From a validity standpoint, the simulation is not valid since learning is not represented in anyway and this is one phenomenon of the class environment that affects an actor's skill over time and changes the rate of task execution. Furthermore, the results have not been statistically validated.
But, on closer inspection, the relationship between the results and the experiment design, i.e. best schedule performance corresponds to open work space and dual reporting structure, seems to be corroborated by empirical
data showing that communication among technical professionals in R&Dlaboratories is a significant determinant of the technical performance and productivity of R&Dproject teams [16]. This thus provides some face validity for the simulation.
From a theoretical viewpoint, the absence of an appropriate theory of learning in project based courses, severely limits our ability to interpret the results of the simulation. In other words we cannot say what will really happen and not happen without having actually tried it. However, this same uncertainty is very characteristic of project based courses and Galbraith's theory seems very applicable.
With respect to representation, we fail on realism especially since the actor's memory is not adequately represented and we do not have a way of representing the social interaction patterns that occur during project execution. Minor differences in the quality of these interactions have been linked to relatively large differences in project duration [17]. Current extensions to VDT are addressing these problems by developing new representations (agents, access structures, and structuration theories) to explain how organizations adapt to new technology introductions [18]. In contrast to the representation of actor's memory which is not realistic, the representation of tasks which is derived from widely used design tools like the quality function deployment (QFD) and PERT charts is realistic. Furthermore, it appears that as tasks become more dependent on technological devices, the proportion of task duration that can be attributed purely to human cognition is reduced. For further discussion of this, see Nass and Mason [19]. Thus for simulations such as VDT, which model man-machine organizations, we can expect an increase in the reliability of prediction for project duration.

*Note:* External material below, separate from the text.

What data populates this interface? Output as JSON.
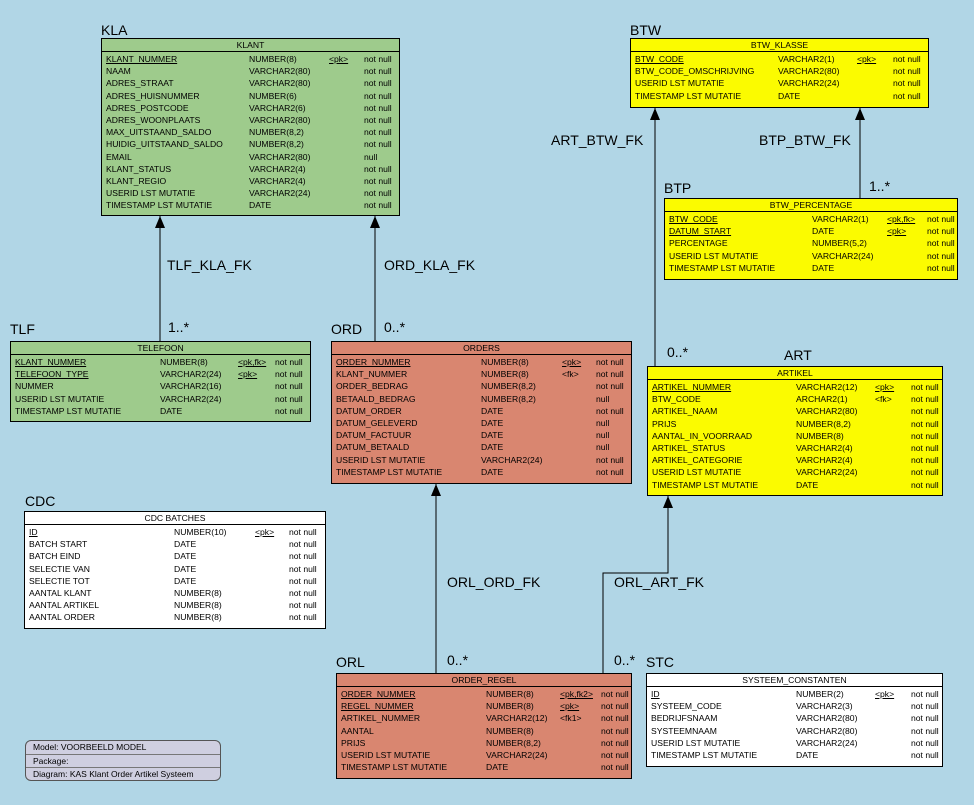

This last point is perhaps the most powerful as regards the issue of realism: It provides a clear direction and strong motive for further development of this genre of simulation models. Technically, this further development will necessitate a closer coupling between the simulation environment and the class environment as shown in Figure 8. With regards to motivation, it should be clear by now that the complexity of project-based classes will limit the ability of instructors in the areas of curriculum planning, prediction and assessment. Therefore the externalization of the instructor's class concept in simulation models like VDT will help at the beginning of the year for planning purposes, and at the end of the year for diagnostic and assessment purposes.

Based on our hypothesis, it is obvious that we can simulate project-based classes with qualitative results similar to current computer simulations of engineering organizations. It is also obvious that the learning process in project-based classes cannot yet be realistically simulated. Students learn a multitude of skills and concepts in project based classes and we can begin to systematically study the different effects. We therefore need more precise benchmarks of learning in these types of classes and a good theoretical base. Overall, further research will be needed and the results of this study are indicative of the potential benefits we can expect in future.
We would like to thank Michelle Baron and Bart Balocki who worked on ME210-VDT during the CE251 course and to acknowledge many helpful discussions with Yan Jin, and John Chachere.